So after a couple years of life as a salaried employee, you’ve decided that you are a good fit for contracting and want to give it a try.  Even better, you’ve worked with your agency and landed your first interview with a client for a lucrative contract position.

So, how best to prepare for the interview?

Chances are in this economy, unless you are in a field with a chronic skills shortage, there will be at least 3 and potentially many more short listed candidates in line for that one position.  So how do you best target your efforts to stand out from the crowd?  Here are a few key actions which will supplement your core interview preparation.

Do your homework.

Take some time the day before the interview to review the company’s website and recent articles in the media.  As the interview opens, this will give you a chance to show you have done your homework and also provide a basis to ask more detailed questions about the company’s business, new projects, the position, etc.

If you are working with an agency, ask your Account Manager what the format of the interview will be.  This should include: who will be conducting the meeting, their position, any special activities, etc.  This knowledge will aid greatly in your preparation and alleviate stress.

Write down your strengths and weaknesses.

Write down your 5 top strengths and 3 weaknesses as they pertain to the position the day before the interview.  Interview stress can often cause people to forget so having these clear in your mind is important.  For the weaknesses, be clear on what you have done to address them.  One strategy is to pair a weakness with an offsetting strength which more than compensates.   

Be enthusiastic.

The interviewer(s) want to see interest in their job.  Someone who conveys a strong desire and energy for the position will, all other things equal, be memorable enough to remain at top of mind and win the contract.

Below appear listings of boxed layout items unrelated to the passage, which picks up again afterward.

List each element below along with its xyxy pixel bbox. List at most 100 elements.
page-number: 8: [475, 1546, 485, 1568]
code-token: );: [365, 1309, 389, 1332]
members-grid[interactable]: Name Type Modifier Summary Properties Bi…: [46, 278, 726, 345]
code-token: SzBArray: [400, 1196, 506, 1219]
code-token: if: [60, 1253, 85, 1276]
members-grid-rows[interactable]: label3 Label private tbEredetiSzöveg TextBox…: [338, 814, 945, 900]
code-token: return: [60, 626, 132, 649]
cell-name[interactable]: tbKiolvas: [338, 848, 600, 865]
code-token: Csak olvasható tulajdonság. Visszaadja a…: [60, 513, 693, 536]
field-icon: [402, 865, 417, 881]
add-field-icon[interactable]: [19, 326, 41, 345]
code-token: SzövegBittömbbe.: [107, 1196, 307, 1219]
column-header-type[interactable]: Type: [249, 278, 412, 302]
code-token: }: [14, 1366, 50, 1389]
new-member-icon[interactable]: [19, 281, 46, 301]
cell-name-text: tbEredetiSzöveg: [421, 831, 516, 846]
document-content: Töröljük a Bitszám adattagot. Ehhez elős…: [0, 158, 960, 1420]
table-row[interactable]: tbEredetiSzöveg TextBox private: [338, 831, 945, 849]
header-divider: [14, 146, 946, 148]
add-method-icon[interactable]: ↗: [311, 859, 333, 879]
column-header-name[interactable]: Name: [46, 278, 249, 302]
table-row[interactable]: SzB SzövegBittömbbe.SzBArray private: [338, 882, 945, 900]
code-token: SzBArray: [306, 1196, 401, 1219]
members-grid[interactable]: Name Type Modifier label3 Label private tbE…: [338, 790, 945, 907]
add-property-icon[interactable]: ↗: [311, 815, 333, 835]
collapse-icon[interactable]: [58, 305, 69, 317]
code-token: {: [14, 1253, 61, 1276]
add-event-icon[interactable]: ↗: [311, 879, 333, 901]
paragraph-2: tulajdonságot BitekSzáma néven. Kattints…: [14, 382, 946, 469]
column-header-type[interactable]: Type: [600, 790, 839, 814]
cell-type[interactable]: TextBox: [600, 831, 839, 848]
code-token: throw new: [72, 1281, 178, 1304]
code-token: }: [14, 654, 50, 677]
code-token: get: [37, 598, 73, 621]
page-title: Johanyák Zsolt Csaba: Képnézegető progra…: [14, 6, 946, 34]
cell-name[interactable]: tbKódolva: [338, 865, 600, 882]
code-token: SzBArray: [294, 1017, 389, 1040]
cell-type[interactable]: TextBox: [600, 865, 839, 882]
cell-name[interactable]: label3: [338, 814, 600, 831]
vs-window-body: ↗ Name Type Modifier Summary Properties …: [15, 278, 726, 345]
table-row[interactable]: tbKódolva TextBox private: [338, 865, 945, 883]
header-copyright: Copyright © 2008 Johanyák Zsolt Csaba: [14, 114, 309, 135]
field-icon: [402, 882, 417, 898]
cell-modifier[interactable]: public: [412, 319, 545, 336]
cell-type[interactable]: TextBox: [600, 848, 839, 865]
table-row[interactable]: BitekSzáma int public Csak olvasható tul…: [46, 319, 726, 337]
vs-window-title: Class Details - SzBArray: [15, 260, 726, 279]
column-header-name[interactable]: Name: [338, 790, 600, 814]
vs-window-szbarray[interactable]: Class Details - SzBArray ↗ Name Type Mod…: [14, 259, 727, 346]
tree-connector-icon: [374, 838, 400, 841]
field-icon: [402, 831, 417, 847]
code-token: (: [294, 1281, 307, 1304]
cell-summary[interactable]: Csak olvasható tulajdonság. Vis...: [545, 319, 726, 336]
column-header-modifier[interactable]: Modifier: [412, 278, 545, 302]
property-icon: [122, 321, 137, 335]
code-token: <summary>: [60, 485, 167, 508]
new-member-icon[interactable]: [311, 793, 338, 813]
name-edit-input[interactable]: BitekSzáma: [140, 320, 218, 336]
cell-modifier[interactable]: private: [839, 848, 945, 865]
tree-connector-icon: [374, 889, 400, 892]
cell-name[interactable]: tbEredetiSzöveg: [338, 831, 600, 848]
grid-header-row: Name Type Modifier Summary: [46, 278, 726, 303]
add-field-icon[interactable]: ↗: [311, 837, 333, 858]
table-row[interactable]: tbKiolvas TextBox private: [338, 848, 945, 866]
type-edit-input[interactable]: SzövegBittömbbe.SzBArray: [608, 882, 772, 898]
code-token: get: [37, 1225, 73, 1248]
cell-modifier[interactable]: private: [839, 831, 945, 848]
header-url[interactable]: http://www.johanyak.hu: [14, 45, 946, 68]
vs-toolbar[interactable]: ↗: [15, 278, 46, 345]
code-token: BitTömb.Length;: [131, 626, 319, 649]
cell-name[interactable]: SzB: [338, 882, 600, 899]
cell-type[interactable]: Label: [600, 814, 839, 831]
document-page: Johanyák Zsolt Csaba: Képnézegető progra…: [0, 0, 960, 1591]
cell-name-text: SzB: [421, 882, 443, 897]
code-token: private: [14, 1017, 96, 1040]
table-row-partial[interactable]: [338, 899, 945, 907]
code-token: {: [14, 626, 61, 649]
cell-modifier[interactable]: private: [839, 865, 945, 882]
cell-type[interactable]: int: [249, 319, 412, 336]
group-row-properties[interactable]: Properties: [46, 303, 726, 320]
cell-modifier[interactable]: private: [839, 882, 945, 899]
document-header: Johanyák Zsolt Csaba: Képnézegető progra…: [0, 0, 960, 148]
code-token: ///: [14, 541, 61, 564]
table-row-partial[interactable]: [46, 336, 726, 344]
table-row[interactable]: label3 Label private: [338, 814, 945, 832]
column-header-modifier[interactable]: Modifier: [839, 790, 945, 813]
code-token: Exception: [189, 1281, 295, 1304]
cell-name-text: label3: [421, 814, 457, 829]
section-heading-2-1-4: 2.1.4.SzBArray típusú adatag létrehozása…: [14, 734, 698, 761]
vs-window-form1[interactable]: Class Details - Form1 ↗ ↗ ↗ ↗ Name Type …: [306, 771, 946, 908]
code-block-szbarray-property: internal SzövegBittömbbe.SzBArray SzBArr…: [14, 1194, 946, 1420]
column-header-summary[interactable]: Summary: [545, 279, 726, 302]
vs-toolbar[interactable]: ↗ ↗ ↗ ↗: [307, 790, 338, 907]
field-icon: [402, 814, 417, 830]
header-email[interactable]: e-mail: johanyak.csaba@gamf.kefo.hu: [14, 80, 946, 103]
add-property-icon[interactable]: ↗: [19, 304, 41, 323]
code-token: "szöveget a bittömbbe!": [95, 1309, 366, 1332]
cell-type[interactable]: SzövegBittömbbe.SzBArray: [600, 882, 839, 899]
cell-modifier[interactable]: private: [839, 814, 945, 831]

Leave salary discussions as flexible as possible.

If you are working with an agency you can defer contract rate discussions to your Account Manager.  Otherwise the best approach I have found is to adopt a guideline of fairness and avoid providing an exact figure.  If further pressed you could provide a range however you want to have an idea of what the company expects to pay.

Practice closing the interview

You want to be remembered by the interviewer(s).  Thank them for their time and reiterate your interest in the position.  Ask if the interviewer(s) feels your skills as discussed are what they are looking for.  Then ask about next steps.

What else can you do to improve your chances?

Dress professionally

Arrive 15 minutes early

Compliment, not complain about past employers

Appropriate handshake and eye contact (match interviewer)

Answer questions directly and don’t go off on tangents

Ask perceptive questions about the company or position

Calm & assertive but not aggressive

Articulate your career path and goals

Short direct responses to unfavourable situations

Be friendly

Be well rested

Remember, your job at the interview is to make it to the next stage or generate an offer

Now, go get ‘em!  Thanks for reading.